In 1975, members of the WEA Oxford industrial branch went to Burford to lay a wreath and reclaim a piece of history that seemed to be missing from the schoolbooks. Eighty members turned up and Dudley gave a talk about this important history in the church, hoping it would become an annual event.

It was the happenings the following year that cemented Levellers Day in the labour movement calendar. Tony Benn was the invited speaker.

Controversy reigned, with the local MP Douglas Hurd trying to get the WEA’s grant withdrawn and even the Archbishop of Canterbury being drawn into the debate. When Benn arrived in Burford early on the morning of the event, he found a distressed vicar in a plastic apron, scrubbing brush in hand, desperately trying to remove the words “Balls to Benn” from the side of the church.

Ever since then it has long been a day of celebration with the main street through the town closed to traffic, occupied instead by a diverse procession of banners, trade unionists, civil war re-enactors, peace campaigners, the always remarkably colourful Woodcraft Folk, communists, green anarchists, folk musicians and smiling families.

It’s not really a march, on a nice day it is a pleasant stroll around the village.

On reaching the churchyard, there is usually a radical cleric to say a few prayers, after all the Levellers were all God-fearing folk, then wreaths are laid in tribute to the three men, whose stand is today remembered as an early demand for our democratic freedoms.

Then it’s across to the gardens of Warwick Hall for an afternoon of music and politics.

This year post-Covid the activities are returning in all their delightful style.
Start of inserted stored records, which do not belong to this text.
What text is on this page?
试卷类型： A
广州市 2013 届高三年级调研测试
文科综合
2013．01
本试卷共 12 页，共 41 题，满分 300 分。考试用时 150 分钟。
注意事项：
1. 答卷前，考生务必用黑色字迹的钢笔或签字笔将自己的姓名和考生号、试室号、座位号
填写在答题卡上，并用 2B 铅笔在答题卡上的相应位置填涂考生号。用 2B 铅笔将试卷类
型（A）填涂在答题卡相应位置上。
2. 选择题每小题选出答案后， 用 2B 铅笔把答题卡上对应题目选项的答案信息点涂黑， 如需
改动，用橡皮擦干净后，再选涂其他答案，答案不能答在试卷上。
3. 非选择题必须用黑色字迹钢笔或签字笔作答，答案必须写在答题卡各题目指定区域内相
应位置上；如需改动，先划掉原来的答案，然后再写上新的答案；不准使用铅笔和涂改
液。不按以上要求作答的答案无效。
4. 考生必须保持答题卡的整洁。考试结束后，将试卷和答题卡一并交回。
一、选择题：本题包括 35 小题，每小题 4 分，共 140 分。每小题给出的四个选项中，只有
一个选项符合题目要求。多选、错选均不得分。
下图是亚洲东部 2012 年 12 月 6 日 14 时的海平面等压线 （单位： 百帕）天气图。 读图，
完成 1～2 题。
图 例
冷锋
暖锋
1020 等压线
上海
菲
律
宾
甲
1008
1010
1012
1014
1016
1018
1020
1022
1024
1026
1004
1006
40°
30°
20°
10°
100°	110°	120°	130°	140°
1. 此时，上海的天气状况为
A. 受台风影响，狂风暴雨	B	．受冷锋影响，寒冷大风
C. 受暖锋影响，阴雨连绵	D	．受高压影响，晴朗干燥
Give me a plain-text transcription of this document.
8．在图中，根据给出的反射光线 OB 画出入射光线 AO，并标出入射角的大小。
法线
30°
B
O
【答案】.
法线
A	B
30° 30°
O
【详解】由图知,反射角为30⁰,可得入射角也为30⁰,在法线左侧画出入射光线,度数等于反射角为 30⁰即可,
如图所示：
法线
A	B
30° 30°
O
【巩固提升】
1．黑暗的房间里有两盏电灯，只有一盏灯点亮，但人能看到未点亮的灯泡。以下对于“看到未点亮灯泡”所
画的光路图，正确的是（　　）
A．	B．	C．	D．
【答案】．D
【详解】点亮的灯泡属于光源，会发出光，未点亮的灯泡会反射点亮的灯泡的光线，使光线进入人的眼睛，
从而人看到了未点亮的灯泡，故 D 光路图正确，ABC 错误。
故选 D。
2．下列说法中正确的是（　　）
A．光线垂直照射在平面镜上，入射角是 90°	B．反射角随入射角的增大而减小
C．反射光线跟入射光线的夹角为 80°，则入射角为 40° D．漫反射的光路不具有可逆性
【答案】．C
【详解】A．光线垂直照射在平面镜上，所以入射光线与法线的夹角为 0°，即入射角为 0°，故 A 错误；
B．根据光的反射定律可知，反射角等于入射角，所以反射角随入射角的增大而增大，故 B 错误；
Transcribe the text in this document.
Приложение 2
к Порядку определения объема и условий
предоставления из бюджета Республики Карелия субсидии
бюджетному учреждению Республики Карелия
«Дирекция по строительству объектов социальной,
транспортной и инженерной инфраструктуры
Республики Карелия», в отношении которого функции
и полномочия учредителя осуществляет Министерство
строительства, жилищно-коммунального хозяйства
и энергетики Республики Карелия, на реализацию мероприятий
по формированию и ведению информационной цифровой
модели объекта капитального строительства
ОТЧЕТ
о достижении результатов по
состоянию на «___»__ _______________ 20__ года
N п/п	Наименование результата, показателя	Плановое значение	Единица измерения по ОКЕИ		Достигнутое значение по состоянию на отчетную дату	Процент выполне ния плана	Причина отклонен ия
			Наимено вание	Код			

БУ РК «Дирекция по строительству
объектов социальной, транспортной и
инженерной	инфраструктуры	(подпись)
The Rev Prof Mark Chapman will do the churchyard honours. The march will be led off by Leveller stalwart Attila the Stockbroker. There will be a Levellers Conversation, with Ted Vallance and Professor Ann Hughes, John Rees facilitating.

Then there will be the Levellers Debate chaired by Roger McKenzie, featuring Siobhan Endean (Unite, national officer for equalities), Shami Chakrabarti, Chantelle Lunt (Merseyside Kill the Bill) and Richard Burgon MP.

With the massive attack on our democratic freedoms currently underway this all seems a totally contemporary debate.

The day is rounded off with a performance of Attila the Stockbroker and Barnstormer 1649.

If I have one small complaint it is that I would like to see established a permanent memorial to Dudley Edwards and Tony Benn at the church to join that of Levellers Thomson, Perkins and Church, in memory to their commitment the event, as they were indeed True Levellers. If the organisers where to establish a fund I would make the first contribution.